Credit sales for fashion retail chain Truworths increased earnings, despite ongoing challenging trading conditions in both the African and UK markets.
The JSE-listed clothing, shoes, jewellery and homeware retailer said group retail sales for the 26 weeks ended December 29, 2019 grew by a mere 1.2% to R10.6 billion, up from R10.5 billion in 2018.
It said account sales comprised 52% of group retail sales (up 4.3%), and cash sales decreased by 1.9%, relative to the prior period.
In Africa, retail sales increased 2.7% to R7.8 billion from R7.6 billion in 2018, with account sales increasing 4.3% and cash sales decreasing 1.2%.
The number of active accounts at Truworths Africa rose 3.5% to 2.8 million.
Investment analyst and market commentator Chris Gilmour said the increase credit sales tells a story of how cash-strapped consumers are becoming.
“The consumer is literally cash-strapped. For several years the cash-to-credit ratio has been going in favour of cash and away from credit. This is the first time that trajectory has changed direction,” Gilmour says.
“If they had money, they would buy cash.”

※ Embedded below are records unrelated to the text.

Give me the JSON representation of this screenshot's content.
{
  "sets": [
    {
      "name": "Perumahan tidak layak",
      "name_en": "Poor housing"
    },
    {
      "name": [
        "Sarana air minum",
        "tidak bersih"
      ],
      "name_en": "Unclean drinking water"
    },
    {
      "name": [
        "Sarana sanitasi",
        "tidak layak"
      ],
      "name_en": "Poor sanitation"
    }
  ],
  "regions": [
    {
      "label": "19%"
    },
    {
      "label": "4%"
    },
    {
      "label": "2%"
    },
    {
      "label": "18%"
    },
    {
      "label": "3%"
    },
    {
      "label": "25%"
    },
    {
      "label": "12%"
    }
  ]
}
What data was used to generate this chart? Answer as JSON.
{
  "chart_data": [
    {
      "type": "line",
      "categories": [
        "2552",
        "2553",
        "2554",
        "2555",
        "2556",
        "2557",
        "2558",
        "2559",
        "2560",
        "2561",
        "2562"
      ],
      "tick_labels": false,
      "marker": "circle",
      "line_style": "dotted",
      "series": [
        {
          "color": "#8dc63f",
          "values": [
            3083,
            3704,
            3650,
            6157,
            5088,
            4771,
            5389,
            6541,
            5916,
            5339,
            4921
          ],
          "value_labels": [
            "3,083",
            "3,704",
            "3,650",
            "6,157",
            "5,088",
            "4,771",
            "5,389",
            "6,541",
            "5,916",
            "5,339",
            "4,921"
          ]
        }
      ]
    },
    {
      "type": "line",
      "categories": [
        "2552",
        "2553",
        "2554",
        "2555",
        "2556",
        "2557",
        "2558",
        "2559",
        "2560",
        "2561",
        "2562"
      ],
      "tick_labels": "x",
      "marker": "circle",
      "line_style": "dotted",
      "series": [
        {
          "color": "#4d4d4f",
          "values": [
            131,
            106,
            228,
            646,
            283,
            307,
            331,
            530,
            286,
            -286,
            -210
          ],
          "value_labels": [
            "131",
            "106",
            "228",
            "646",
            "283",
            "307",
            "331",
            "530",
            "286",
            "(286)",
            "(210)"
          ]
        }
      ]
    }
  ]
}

Pietermaritzburg NGO Economic Justice and Dignity’s (PMBEJD’s) January 2020 Household Affordability Index released data on how middle-income consumers are feeling the pinch of higher food and administered prices.

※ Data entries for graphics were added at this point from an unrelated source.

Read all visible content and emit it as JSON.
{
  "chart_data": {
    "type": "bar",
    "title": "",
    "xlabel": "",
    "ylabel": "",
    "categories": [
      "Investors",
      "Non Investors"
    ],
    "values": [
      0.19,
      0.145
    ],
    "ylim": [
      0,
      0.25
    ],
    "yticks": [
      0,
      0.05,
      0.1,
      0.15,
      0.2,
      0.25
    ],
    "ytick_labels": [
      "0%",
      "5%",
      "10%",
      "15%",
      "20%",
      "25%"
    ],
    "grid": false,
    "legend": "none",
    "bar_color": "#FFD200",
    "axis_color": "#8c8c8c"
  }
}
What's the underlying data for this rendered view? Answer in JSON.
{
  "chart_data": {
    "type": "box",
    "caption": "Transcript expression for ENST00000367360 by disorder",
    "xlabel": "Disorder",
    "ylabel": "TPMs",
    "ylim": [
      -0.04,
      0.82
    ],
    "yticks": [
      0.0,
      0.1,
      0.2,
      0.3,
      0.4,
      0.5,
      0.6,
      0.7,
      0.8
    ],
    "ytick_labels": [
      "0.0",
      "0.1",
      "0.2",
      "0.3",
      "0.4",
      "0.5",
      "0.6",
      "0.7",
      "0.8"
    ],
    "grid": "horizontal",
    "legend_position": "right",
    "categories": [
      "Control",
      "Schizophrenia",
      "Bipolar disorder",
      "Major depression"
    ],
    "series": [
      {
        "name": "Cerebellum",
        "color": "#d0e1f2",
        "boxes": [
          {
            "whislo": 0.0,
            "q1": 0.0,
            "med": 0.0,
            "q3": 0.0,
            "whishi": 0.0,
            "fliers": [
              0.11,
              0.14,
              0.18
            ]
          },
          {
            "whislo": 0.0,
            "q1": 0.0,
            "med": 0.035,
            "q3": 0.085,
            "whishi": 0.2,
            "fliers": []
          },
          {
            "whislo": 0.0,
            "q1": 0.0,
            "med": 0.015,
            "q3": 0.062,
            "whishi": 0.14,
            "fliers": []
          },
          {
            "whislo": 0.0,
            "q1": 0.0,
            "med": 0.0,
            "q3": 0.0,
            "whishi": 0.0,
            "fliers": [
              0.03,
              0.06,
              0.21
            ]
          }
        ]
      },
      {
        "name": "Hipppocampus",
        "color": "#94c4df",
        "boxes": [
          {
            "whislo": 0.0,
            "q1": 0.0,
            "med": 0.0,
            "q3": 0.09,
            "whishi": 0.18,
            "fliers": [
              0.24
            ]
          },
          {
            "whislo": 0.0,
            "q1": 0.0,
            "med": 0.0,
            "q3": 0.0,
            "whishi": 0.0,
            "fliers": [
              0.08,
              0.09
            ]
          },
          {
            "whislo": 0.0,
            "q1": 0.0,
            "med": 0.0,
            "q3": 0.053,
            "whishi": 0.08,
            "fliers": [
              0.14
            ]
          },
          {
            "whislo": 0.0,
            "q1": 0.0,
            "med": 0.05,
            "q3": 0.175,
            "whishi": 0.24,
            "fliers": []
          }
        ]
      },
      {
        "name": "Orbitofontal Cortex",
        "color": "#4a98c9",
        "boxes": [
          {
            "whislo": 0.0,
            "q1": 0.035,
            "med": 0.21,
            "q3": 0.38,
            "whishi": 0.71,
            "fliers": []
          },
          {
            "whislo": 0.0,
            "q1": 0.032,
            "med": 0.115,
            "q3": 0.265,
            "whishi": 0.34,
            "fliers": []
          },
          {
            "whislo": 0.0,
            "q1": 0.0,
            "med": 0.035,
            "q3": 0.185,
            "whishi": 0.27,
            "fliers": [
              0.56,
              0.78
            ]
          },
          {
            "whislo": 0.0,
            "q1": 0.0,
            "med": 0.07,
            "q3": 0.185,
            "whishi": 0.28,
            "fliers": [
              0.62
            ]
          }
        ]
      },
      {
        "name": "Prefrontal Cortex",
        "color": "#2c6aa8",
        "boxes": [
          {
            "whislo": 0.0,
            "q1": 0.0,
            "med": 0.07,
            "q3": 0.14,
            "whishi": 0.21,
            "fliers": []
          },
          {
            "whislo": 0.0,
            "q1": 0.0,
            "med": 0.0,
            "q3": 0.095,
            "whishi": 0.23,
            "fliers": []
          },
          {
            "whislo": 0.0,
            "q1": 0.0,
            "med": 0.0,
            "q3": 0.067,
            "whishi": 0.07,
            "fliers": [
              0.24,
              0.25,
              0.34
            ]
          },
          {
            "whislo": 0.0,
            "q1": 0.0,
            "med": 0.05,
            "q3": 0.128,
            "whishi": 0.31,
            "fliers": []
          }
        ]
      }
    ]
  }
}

Its data were in line with Gilmour’s sentiments of how consumers are taking on increasing debt to survive from month to month.
PMBEJD reported that the cost of a basic household food basket increased by R221.70 to R3 339.98. This is a 7.1% increase from January 2019.
However, despite consumers being at the receiving end of a slow-growing economy, Gilmour said: “Truworths has a fantastic database to advance credit and to advance it sensibly — it is properly disciplined and that is almost unparalleled in South Africa”.
He says this because, in 2015, Truworths began to implement the National Credit Regulator’s (NCR’s) new affordability assessments to manage the risk of issuing credit and ensure that consumers are not over-indebted through unaffordable credit agreements.
Truworths also acknowledged the challenging trading conditions in its interim results.
“Low economic growth, high unemployment, power outages, modest increases in negotiated wages and higher average fuel and utility prices contributed to low consumer confidence and constrained spending in South Africa,” the company says.
In this economic climate, it aims to focus on proven merchandise strategies, exercising tight cost and margin control, ensuring the health of the account portfolio and maintaining a strong balance sheet.
“Truworths will look to leverage technological advancements, data analytics and artificial intelligence, further integrate its physical and online retail offerings, build on its fast fashion and quick response capabilities and continue to grow its account base in order to position the business optimally for future growth,” the company says.
A decrease in UK sales
In rand terms retail sales for the UK-based Office segment decreased 2.6% to R2.8 billion.
It attributed this to Brexit uncertainty, combined with continued pressure on store-based retailing negatively impacting the UK economy.
It expects Office to continue to encounter headwinds for the remainder of the financial period to June 2020, as negative consumer sentiment and Brexit-related uncertainty suppresses retail sales growth.
The Office chain also faces ongoing cost and margin pressure from the consumer shift from store-based retailing to online shopping. Online sales contributed approximately 34% to retail sales for the current period.
“Online retail is becoming a bigger feature in Australia and the UK, so if you haven’t got an outstanding online offering you are going to take real pain,” Gilmour says.
Gilmour said Truworths should brace itself for tougher times.
“It has been in deep trouble because, since the beginning of this year, its sales are down 14.4%.”
He said it made a mistake by joining the Foschini Group (TFG) and Woolworths, in diversifying into offshore markets.
“In hindsight they should have never gone offshore in the first place. I think they are getting some sort of appease now, but it is going to very tough. Brexit itself is going to be tough for all retailers,” Gilmour says.